Researchers call for more open access to knowledge
Delegates in Senegal’s capital Dakar, at the Fourth Conference on Electronic Publishing held by the pan-African Council for the Development of Social Science Research in Africa or CODESRIA, adopted the ‘Déclaration de Dakar’ demanding the lifting of constraints that hinder access to scientific information in Africa, reported AllAfrica.
According to Ebrima Sall, executive secretary of CODESRIA, the Dakar declaration set out the main economic challenges and technological obstacles that still made access difficult on the continent – including the high cost of subscriptions to scientific publications, which meant few African universities could have first-hand reference to those sources.
“The ideal is to ensure that the information we produce can be accessible to others. Above all, that relies on having an international movement with the people who formulate policy, to take measures that make it easier to access scientific information,” said Sall.
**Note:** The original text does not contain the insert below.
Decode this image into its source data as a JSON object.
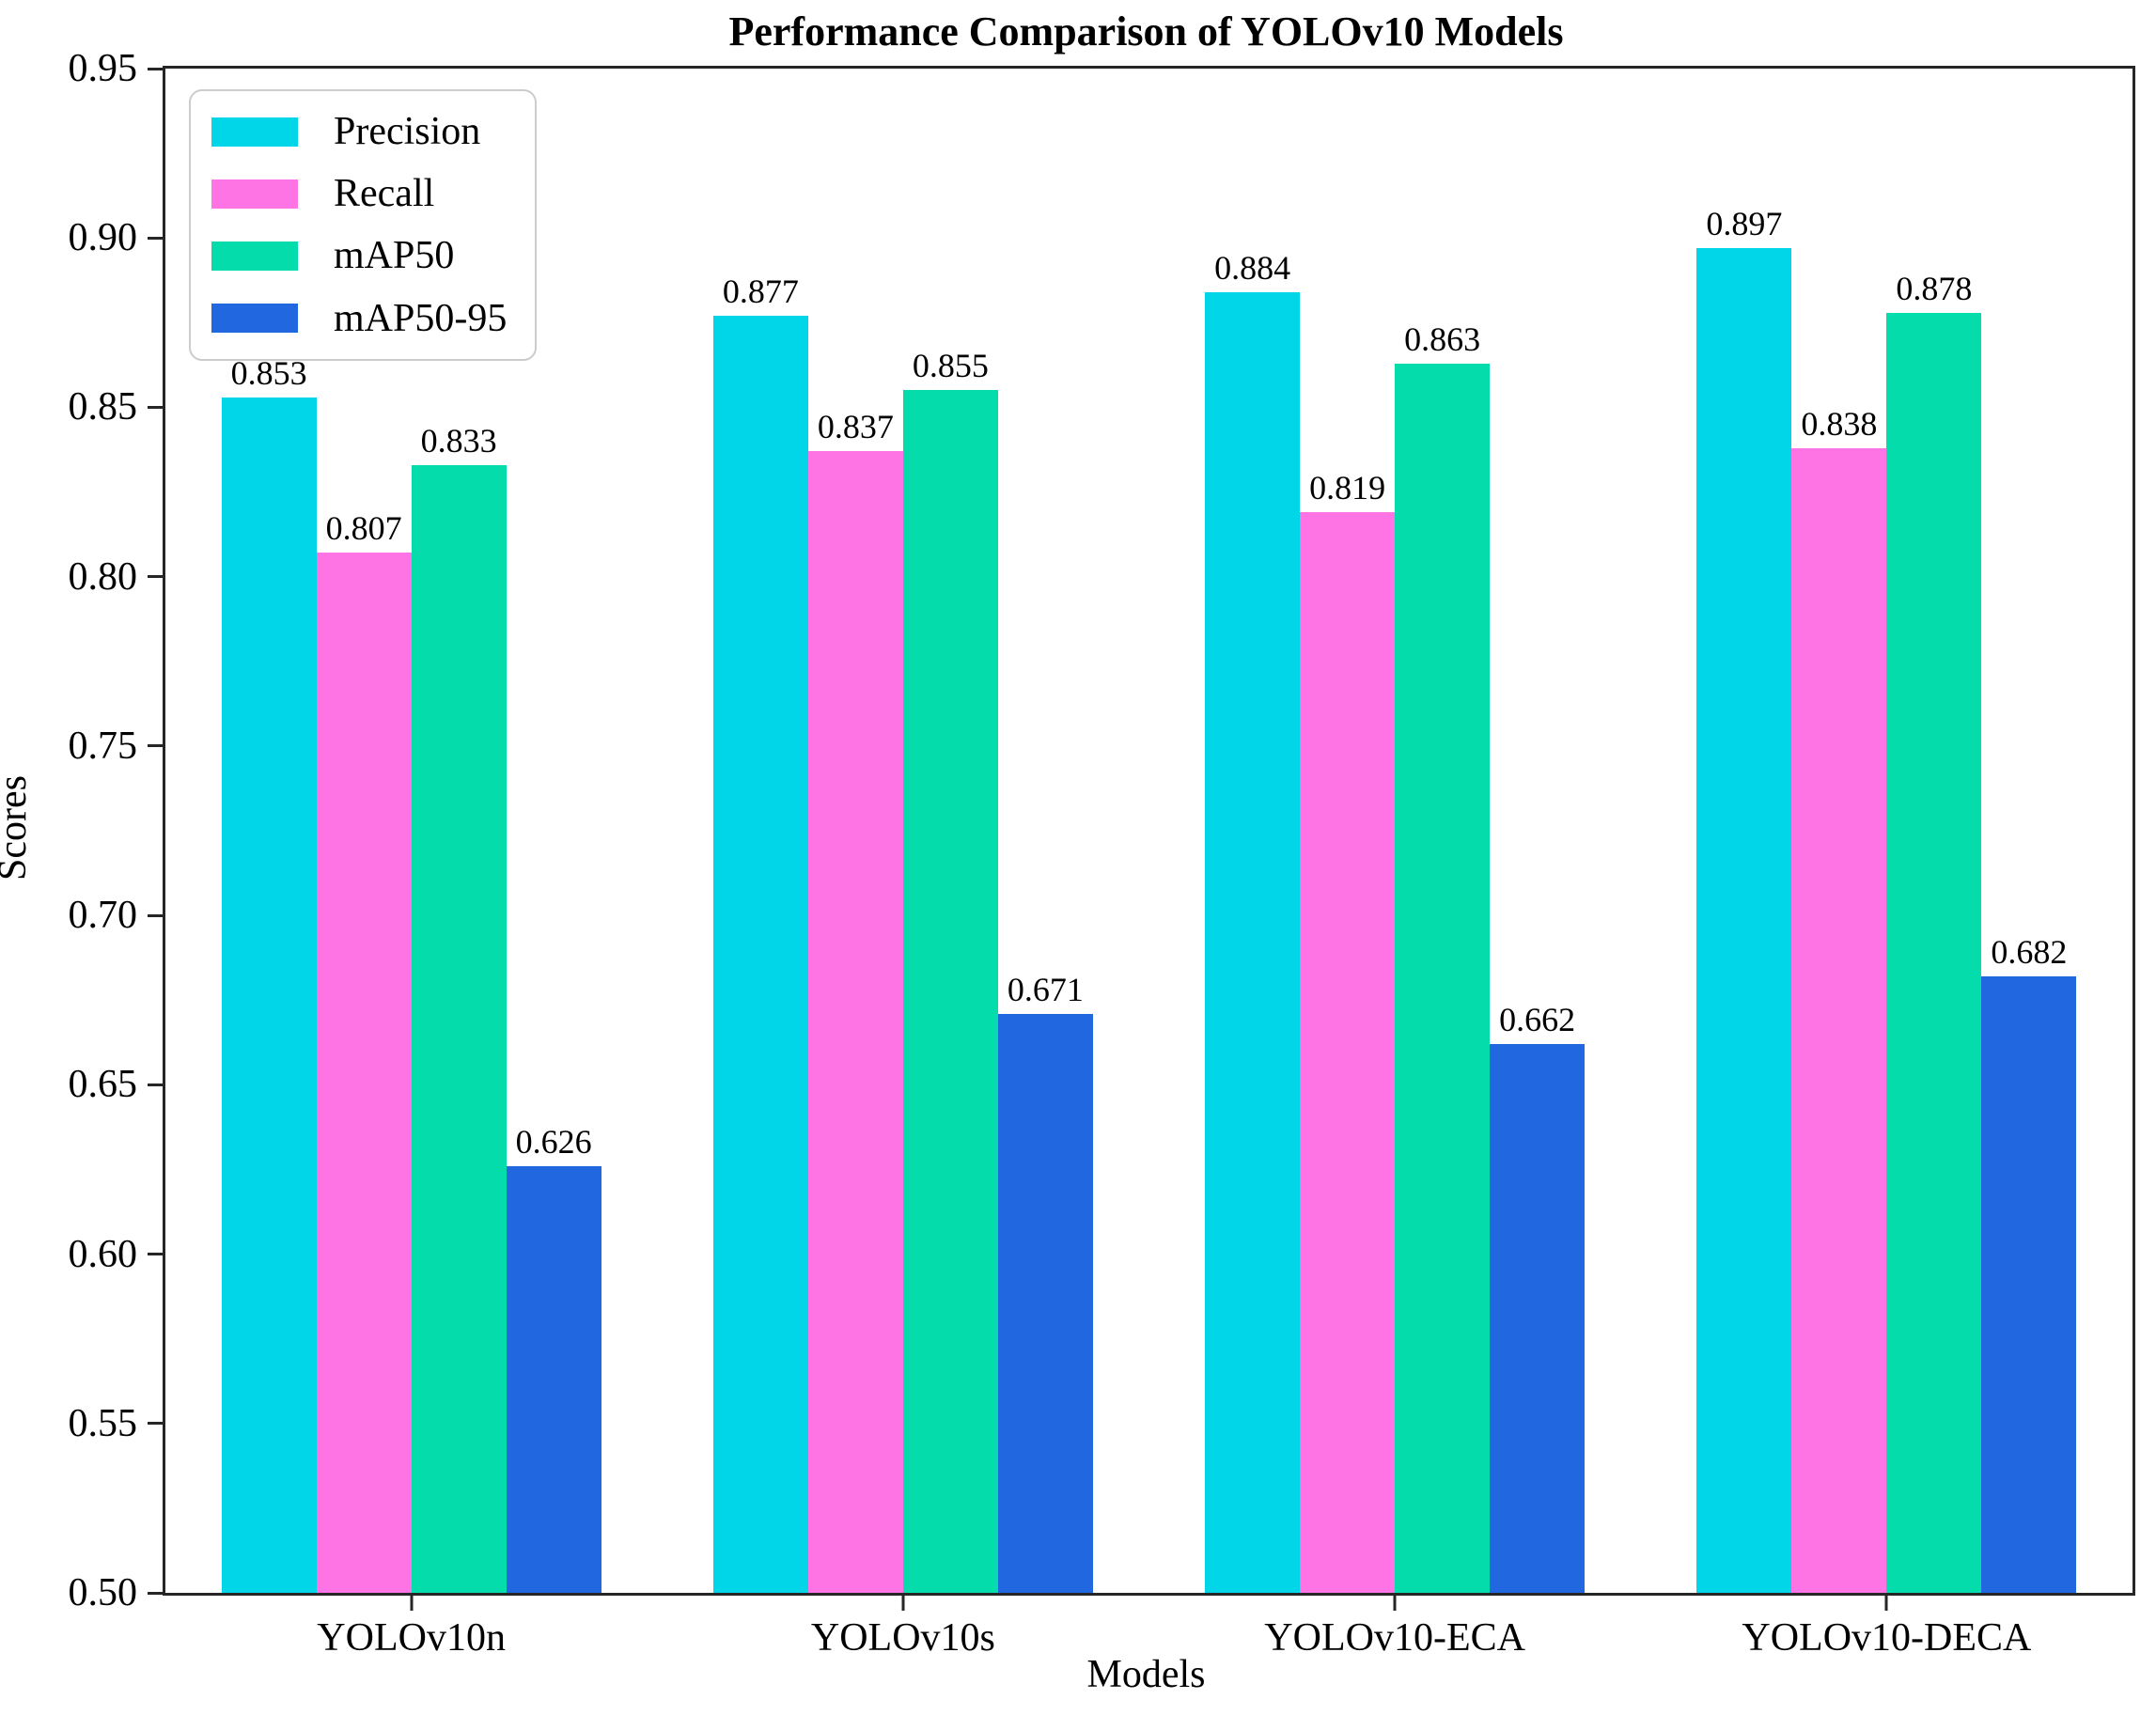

Senegal’s Culture and Communication Minister Mbagnick Ndiaye underlined the Dakar declaration’s emphasis on the state’s role but also the responsibility of those in research institutions, AllAfrica reported.
He said the meeting – attended by about 60 representatives of 16 countries from Africa, Latin America, Asia and Europe – had provided an opportunity to specify the role and place that scientific information must occupy in countries’ development.
The researchers called on governments and universities to adopt policies that should translate their wishes into concrete actions.
Sall said the Dakar declaration would serve as a guide to action. “To start with, it brings together a number of principles we hope to share with other researchers. It also serves to raise awareness not only of the university community but also [among] decision-makers.”
CODESRIA and its partners would operate at the level of the African Union and universities in Africa and other countries in the global South, as it hoped for the support and participation of countries including those in Latin America and Asia.
* This article is drawn from local media. University World News cannot vouch for the accuracy of the original reports.